Anonymous 0 Comments

So, a Slinky is nothing more than a loose spring with flexible material, like wire or plastic. The spring is strong enough that it tries to hold together, but weak enough that momentum can break that tendency.

So, when you flip over the top of a Slinky, the top part falls to gravity and the rest tries to balance out. But if the top falls underneath the bottom, then evening out those forces means dragging the rest of the toy with it.

The bottom of the spring wants to stay in place, but eventually it gets pulled up and away by the rest.

Anonymous 0 Comments

The slinky is a spring. The natural state is for it to be compressed in a tight coil, so it wants to return to that state.

When you hold the slinky up from the top, the slinky extends due to the weight of the bottom. It extends until the compressive force of the spring is enough to hold the bottom up; the force that a spring can exert is roughly tied to how far it has been stretched/compressed compared to its natural/rest state.

So at the moment before you drop the top, the slinky is completely stationary. The spring is exerting enough force to hold the bottom from falling further, with that force being exerted on the top. You feel that force as the weight of the slinky pulling your hand down, which you (easily) resist to hold it still.

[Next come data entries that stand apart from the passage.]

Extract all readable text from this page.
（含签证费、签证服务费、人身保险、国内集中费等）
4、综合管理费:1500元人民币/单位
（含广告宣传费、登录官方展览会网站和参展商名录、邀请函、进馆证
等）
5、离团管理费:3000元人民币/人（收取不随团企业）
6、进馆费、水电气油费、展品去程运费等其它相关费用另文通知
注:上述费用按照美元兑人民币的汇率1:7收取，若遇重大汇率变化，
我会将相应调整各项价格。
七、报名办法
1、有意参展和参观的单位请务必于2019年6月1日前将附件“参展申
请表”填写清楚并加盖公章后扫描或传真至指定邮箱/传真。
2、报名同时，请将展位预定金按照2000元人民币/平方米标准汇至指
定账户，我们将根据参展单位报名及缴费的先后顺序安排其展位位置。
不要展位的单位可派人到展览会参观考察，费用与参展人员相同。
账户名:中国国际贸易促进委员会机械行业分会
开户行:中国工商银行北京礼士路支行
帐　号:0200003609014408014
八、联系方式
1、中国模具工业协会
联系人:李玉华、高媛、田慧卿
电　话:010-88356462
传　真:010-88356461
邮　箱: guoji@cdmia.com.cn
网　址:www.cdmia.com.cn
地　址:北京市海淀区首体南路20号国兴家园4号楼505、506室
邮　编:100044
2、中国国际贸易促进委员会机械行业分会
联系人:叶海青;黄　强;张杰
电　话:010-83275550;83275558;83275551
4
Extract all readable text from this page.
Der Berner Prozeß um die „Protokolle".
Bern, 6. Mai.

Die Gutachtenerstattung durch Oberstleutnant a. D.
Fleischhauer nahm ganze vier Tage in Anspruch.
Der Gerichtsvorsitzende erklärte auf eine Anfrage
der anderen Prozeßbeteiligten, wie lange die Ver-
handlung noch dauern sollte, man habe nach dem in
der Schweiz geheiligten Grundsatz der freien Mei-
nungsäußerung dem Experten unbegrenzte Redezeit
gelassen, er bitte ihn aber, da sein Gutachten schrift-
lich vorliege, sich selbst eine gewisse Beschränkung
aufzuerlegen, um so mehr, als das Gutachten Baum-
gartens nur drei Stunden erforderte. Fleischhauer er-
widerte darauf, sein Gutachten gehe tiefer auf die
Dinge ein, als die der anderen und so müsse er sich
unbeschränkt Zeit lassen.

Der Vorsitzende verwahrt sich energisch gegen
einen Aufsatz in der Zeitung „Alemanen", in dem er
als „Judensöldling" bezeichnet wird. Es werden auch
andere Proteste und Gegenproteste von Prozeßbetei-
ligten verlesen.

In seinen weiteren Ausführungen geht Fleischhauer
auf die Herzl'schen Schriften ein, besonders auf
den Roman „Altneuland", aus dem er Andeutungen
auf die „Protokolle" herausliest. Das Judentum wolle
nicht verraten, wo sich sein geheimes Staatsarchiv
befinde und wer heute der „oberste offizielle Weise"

When you drop the slinky, there’s nothing holding the top up anymore. But the bottom is still being held by the stretch of the slinky. That force is enough to hold the bottom roughly in place against weight/gravity (if you watch carefully, it’s not absolutely stationary while the top is falling) until the slinky closes up and the momentum of the top of the slinky coming down pushes the balance of forces all the way towards weight/gravity downwards.

Anonymous 0 Comments

The slinky is a spring. When you hold a slinky in one end it will stretch out. At each point, the upward force of it as spring will be equal to the gravitational force of everything below and the gravity on that point. The spring force that it up in that point will be the gravitational force of everything below for a point above.

That is for every point except where you hold it, the upward force from the spring is canceled out by a force from you hand

So when you start the slinky is at rest with forces equal at each point. When you release it the only thing that change is the top is no longer supported by your hand. Nothing has changed for the rest of it gravity pulls it down and spring tension pulls it up.

The result is that the top move down both from gravity and spring tension. The upward spring force in the other point that was previously transferred to your hand instead accelerated the top down faster. The point on the slinky only starts to move when the spring force at that point no longer accurate what is above, that will at the latest happens when two layers of the slinky collide

The top of the slinky will accelerate down faster the gravitational freefall. Is if you dropped a ball beside it the top of the slinky would move down faster.

It will be the center of mass of the slinky that accelerates down at freefall speed.

A way to think about it is what happens if you stretch out a slinky horizontally on the floor. The result is the end will accelerate to the center. So you can look at the drop as the slinky contracting itself like on the floor but at the same time, the center of mass is accelerating down. The net result is the bottom pulls itself towards the center of mass at the same rate as gravity pulls it down and the result is it remains stationary.

A slinky stretch out by gravity vertically is not identical to one stretch out on the floor. Each part is not equally stretched out it depends on the mass below. So the spring force at each point is equal to what is required for gravity to not accelerate it, this is why the contracting and center falling works out to the bottom being stationary.